Physical AI means models that don’t just generate text – they control machines, becoming the “brains” of robots. Robot-as-a-Service – where vendors lease the integrated hardware/software system rather than sell it outright – is already the emerging commercial model, as shown by Figure AI‘s deals with BMW, Amazon’s warehouse robotics buildout, and Tesla‘s (TSLA) Optimus program. 

We are in the early innings of what becomes a $4- to $5 trillion annual revenue stream at maturity, assuming realistic penetration of roughly 40% of automatable physical work over 20 years.

This vertical has a different gating factor than the others. It’s less about core model capability – which is advancing rapidly – and more about hardware cost curves. Humanoid robots need to reach roughly $15- to $20,000 per unit for the economics to work broadly. Currently, they’re at $20- to $30,000 and falling. History suggests hardware cost curves are not to be bet against. 

For example, industrial robot arms cost over $100,000 in the early 2000s; today, collaborative bots from companies like Universal Robots can be deployed for under $30,000.

Solar module costs have fallen more than 90% over the past two decades. Lithium-ion battery costs have dropped nearly 85% since 2010.

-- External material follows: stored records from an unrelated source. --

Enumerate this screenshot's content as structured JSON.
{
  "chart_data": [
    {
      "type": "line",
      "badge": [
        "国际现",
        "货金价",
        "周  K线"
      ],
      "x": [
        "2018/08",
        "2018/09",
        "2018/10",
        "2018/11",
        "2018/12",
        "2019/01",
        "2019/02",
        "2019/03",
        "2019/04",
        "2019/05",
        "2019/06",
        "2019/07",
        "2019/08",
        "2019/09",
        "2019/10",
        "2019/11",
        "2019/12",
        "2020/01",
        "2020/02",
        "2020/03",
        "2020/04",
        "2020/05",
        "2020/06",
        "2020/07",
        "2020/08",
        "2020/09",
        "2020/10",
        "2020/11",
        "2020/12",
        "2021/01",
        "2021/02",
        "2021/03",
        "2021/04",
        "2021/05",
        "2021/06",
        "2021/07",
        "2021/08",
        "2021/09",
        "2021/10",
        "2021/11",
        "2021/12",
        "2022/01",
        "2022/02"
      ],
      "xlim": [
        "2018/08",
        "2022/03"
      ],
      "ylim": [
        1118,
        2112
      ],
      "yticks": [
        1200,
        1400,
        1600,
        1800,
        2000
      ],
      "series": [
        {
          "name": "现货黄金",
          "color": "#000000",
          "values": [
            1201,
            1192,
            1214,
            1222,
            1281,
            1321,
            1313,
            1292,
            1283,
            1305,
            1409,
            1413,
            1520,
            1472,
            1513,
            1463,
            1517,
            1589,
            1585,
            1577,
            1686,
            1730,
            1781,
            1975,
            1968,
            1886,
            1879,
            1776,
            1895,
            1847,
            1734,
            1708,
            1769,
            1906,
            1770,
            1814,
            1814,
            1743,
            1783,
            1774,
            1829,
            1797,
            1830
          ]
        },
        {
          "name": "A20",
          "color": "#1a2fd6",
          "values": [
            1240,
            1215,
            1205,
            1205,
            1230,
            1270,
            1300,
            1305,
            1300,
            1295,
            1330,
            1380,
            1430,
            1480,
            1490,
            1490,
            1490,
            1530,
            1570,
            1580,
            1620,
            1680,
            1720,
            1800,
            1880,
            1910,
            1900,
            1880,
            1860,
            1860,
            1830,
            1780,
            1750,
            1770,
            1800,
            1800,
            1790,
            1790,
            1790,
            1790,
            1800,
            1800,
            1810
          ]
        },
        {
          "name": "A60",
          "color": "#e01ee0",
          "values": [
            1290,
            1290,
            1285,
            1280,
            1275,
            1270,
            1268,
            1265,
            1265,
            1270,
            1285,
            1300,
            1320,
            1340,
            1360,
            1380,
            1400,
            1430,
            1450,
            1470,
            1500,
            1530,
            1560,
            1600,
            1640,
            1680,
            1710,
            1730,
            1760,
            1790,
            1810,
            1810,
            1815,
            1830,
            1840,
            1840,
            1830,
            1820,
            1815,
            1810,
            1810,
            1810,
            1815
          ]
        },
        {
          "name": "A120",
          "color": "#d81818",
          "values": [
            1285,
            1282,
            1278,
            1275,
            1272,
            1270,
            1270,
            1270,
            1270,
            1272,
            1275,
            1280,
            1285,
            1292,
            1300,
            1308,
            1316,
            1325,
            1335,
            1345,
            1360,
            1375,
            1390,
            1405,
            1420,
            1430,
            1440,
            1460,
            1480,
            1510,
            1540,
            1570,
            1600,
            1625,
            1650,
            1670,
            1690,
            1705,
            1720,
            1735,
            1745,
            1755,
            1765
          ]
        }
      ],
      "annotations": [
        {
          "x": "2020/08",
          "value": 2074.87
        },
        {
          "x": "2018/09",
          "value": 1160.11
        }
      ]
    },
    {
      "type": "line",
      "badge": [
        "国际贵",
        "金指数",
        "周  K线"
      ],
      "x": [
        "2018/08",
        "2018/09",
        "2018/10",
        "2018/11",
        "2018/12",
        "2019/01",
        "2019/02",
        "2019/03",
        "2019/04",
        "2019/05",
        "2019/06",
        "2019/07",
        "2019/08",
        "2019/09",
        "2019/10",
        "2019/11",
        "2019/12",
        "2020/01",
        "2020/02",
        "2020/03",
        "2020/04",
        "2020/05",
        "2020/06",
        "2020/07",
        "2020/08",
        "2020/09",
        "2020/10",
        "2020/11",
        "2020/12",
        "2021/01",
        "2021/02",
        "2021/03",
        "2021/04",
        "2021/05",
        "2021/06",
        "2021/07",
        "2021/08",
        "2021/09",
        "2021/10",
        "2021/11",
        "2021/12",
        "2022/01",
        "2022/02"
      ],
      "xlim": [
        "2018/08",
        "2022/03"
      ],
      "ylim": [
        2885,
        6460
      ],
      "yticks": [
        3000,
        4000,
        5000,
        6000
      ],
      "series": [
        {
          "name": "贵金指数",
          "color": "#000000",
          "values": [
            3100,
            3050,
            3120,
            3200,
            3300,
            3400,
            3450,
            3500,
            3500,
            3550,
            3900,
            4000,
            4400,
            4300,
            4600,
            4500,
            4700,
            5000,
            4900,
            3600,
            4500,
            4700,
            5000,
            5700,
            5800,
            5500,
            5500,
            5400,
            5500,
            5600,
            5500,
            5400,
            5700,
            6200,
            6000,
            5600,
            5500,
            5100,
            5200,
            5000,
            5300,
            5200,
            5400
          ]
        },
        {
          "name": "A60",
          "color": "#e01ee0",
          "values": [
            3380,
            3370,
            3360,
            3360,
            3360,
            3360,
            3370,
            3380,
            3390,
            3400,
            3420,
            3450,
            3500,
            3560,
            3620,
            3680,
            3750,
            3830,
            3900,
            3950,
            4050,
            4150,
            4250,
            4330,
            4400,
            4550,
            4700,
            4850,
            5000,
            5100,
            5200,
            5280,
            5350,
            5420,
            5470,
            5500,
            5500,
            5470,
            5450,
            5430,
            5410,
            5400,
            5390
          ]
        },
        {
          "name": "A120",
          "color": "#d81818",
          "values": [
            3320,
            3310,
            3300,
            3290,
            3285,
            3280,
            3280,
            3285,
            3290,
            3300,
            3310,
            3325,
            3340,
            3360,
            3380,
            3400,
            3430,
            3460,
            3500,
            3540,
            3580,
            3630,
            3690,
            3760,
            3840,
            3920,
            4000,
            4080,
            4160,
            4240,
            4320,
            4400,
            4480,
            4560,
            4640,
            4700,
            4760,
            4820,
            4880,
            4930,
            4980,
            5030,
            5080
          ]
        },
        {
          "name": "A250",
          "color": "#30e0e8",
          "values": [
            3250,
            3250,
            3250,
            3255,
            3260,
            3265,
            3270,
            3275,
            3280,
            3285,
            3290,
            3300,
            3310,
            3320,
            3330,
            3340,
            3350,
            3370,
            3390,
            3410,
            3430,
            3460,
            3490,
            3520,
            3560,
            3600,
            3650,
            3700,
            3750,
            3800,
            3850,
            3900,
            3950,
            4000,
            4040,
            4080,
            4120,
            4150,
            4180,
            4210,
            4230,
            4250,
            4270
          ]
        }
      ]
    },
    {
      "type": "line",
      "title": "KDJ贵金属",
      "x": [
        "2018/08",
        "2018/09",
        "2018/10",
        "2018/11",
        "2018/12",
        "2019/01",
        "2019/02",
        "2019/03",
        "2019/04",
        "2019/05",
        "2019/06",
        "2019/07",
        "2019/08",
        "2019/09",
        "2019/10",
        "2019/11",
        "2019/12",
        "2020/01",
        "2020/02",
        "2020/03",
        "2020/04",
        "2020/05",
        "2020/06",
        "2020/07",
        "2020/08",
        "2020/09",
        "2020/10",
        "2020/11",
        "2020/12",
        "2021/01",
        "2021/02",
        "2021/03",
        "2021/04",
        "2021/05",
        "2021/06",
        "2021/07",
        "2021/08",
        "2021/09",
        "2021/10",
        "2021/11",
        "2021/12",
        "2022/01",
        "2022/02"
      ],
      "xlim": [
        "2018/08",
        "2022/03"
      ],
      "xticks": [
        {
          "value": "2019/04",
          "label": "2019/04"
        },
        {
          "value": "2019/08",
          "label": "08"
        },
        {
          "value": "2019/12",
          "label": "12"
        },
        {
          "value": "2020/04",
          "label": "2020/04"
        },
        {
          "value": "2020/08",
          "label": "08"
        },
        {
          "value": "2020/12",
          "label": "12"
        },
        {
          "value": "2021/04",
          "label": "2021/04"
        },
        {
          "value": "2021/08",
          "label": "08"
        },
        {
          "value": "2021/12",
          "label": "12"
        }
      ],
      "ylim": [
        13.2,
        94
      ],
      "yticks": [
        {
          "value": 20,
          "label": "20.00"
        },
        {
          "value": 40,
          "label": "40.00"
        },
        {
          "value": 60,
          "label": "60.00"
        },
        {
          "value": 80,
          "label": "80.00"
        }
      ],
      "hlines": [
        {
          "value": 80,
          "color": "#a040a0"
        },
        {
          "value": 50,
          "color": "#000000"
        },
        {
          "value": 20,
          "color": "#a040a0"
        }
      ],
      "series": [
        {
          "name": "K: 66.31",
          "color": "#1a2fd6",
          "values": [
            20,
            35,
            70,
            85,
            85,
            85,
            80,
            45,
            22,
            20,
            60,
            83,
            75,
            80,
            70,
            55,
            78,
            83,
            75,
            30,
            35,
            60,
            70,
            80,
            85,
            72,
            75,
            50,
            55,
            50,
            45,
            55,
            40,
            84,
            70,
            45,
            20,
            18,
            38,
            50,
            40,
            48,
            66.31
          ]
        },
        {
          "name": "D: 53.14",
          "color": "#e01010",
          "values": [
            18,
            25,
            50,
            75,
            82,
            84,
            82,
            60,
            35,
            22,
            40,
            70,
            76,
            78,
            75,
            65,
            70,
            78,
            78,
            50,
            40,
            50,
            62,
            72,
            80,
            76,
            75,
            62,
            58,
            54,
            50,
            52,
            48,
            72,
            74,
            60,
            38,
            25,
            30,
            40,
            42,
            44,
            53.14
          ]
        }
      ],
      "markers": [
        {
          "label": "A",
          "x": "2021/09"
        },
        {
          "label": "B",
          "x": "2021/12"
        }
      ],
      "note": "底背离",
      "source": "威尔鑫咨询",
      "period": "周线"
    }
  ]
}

Hardware cost curves compound faster than most analysts model.

AI Total Addressable Market: A $7 Trillion Opportunity

Now, if we combine our estimates for each of these three revenue vectors…

We arrive at a more conservative annual total of $7 trillion – nearly 10x what hyperscalers will spend on AI-related capex this year.

Let’s Talk AI Margins… 

Yet, revenue is only half the story. What matters to investors is profit. And AI businesses – like all businesses – have costs. So, let’s be realistic about margins across those three vectors.

Consumer AI is largely a software business at scale. Inference costs are falling roughly 10x every 12 to 18 months as hardware improves and efficiency compounds. At maturity, consumer AI margins should converge toward that of mature software economics, around 50- to 60% operating margins. This is where Microsoft Azure runs and roughly where Google’s mature products operate.

Knowledge work enterprise AI sits at 35- to 45%: higher compute costs than the consumer vector (because complex enterprise queries run longer) but still a software business without major physical cost structures.

Physical work/RaaS is structurally different. Robots depreciate, require maintenance, consume energy, and need field service teams. This looks more like an industrial leasing business at 20- to 30% operating margins – still strong but not like software.

Blended across the $7 trillion revenue base (weighted heavily toward the physical work vertical which dominates at maturity): approximately 32% operating margin. Apply a 21% corporate tax rate, and you arrive at roughly $1.77 trillion in annual after-tax operating profit at full maturity.

For context, the entire S&P 500 currently generates roughly $1.5 trillion in annual after-tax earnings. The AI stack, at maturity, could generate more than that – perhaps concentrated among just a handful of companies.